How to Make Peanut Butter Snickerdoodles
- Stir together the peanut butter, milk, coconut sugar and vanilla.
- Add the almond flour, oat flour, baking soda and salt. Stir until a dough forms.
- Roll the dough into balls then roll the balls in cinnamon sugar mixture.
- Press the balls down with a fork.
- Bake for 10 mins. Allow to cool and enjoy!
Looking for more vegan and gluten-free cookie recipes?
- Vegan Gluten-free Double Chocolate Cookies
- The Best Vegan and Gluten-free Chocolate Chip Cookies
- Cranberry Orange Thumbprint Cookies
- Vegan Gluten-free Sugar Cookies
- Chewy Ginger Molasses Cookies
- Dreamy Vegan Snickerdoodles
- Vegan Tahini Chocolate Chip Cookies
Gluten-free Peanut Butter Snickerdoodles
Ingredients
- 1 cup peanut butter, ingredients should just be peanuts and salt (can be unsalted)
- ½ cup coconut sugar, can also use cane sugar or brown sugar
- ¼ cup plant milk
- 1 teaspoon vanilla extract
- 1 cup almond flour
- ½ cup oat flour
- 1 teaspoon baking soda
- ¼-½ sea salt, exclude if peanut butter is salted
- ⅛ cup cane sugar
- 1½ teaspoon ground cinnamon
Instructions
- Preheat the oven to 350°F and line a cookie sheet with parchment paper or a silicone mat.
- In a large bowl, stir together the peanut butter, coconut sugar, milk and vanilla extract.
- To the same bowl, add the almond flour, oat flour, baking soda, and salt (if using). Fold everything together until evenly combined and a dough begins to form.

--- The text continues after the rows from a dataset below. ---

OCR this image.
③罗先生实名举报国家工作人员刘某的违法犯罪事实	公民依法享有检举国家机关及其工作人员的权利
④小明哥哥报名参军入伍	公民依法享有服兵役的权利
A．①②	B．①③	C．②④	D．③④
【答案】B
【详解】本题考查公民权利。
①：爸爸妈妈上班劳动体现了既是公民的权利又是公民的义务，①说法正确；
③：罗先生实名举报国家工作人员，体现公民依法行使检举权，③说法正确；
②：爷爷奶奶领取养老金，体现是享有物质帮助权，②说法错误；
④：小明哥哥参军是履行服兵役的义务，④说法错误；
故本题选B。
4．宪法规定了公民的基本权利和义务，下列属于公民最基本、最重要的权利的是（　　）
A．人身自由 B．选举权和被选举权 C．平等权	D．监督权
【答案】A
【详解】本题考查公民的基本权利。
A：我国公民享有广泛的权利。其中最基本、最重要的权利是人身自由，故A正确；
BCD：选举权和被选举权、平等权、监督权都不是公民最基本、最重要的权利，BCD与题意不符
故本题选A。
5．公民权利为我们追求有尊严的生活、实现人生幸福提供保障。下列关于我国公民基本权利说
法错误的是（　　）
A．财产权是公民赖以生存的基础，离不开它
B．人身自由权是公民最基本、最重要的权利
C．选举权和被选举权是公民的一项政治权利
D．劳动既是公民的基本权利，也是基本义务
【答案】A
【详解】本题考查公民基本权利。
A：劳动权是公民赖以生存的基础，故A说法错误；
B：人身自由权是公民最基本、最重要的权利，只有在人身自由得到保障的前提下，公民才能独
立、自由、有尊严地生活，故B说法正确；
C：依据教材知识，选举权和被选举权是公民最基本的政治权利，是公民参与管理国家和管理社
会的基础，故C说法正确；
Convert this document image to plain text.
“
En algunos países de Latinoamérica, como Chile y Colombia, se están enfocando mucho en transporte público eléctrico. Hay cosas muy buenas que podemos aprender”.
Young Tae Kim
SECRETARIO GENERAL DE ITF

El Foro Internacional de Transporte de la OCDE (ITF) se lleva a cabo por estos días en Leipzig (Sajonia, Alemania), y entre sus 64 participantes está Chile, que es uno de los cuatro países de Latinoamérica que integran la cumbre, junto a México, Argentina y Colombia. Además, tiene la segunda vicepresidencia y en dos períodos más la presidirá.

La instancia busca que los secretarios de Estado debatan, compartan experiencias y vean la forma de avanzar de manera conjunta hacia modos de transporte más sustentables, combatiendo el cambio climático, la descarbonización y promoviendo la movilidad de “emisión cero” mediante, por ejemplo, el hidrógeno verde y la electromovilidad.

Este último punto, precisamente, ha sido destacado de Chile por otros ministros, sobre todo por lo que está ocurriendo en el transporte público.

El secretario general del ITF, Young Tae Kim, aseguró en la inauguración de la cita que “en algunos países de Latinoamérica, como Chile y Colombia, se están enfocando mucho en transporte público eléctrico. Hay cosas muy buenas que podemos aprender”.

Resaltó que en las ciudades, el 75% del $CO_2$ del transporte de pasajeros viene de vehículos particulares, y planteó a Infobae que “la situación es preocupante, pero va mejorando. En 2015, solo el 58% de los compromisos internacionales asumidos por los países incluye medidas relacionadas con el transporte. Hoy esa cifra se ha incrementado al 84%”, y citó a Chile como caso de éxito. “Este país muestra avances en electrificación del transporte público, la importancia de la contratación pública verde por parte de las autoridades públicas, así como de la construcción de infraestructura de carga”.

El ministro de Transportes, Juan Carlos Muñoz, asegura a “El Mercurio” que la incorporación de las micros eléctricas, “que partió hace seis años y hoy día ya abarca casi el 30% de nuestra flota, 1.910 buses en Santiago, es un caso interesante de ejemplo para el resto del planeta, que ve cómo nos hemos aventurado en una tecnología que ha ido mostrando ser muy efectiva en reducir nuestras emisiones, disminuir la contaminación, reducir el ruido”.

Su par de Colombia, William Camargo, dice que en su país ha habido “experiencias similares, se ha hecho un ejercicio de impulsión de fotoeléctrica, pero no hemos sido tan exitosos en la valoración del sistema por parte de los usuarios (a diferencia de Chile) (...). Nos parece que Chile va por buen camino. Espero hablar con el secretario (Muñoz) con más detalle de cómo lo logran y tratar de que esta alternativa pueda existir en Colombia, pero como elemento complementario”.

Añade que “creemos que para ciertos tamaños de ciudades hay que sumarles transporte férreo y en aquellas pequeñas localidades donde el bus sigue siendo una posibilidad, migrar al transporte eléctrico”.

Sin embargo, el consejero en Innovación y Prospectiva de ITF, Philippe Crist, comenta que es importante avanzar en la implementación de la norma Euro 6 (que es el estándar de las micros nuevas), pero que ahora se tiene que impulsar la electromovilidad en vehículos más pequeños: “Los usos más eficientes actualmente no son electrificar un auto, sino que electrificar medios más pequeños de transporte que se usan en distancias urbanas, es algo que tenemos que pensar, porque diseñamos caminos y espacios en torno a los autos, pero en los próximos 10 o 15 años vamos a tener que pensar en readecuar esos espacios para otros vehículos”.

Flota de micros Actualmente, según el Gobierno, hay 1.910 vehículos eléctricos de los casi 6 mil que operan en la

- Scooping out about 1½ tablespoons at a time, use your hands to roll each scoop into balls.
- In a small bowl, stir together the cane sugar and ground cinnamon. Roll each ball in the cinnamon mixture until evenly coated. Transfer to the baking sheet.
- Using a fork, press down on each ball in a criss-cross fashion. The cookies won't spread much on their own so be sure to press them down to roughly ½-inch thick.
- Bake in the oven for 10-12 minutes. Allow to cool completely then enjoy! Leftovers can be stored in airtight container for up to 5 days, or frozen for up to 3 months.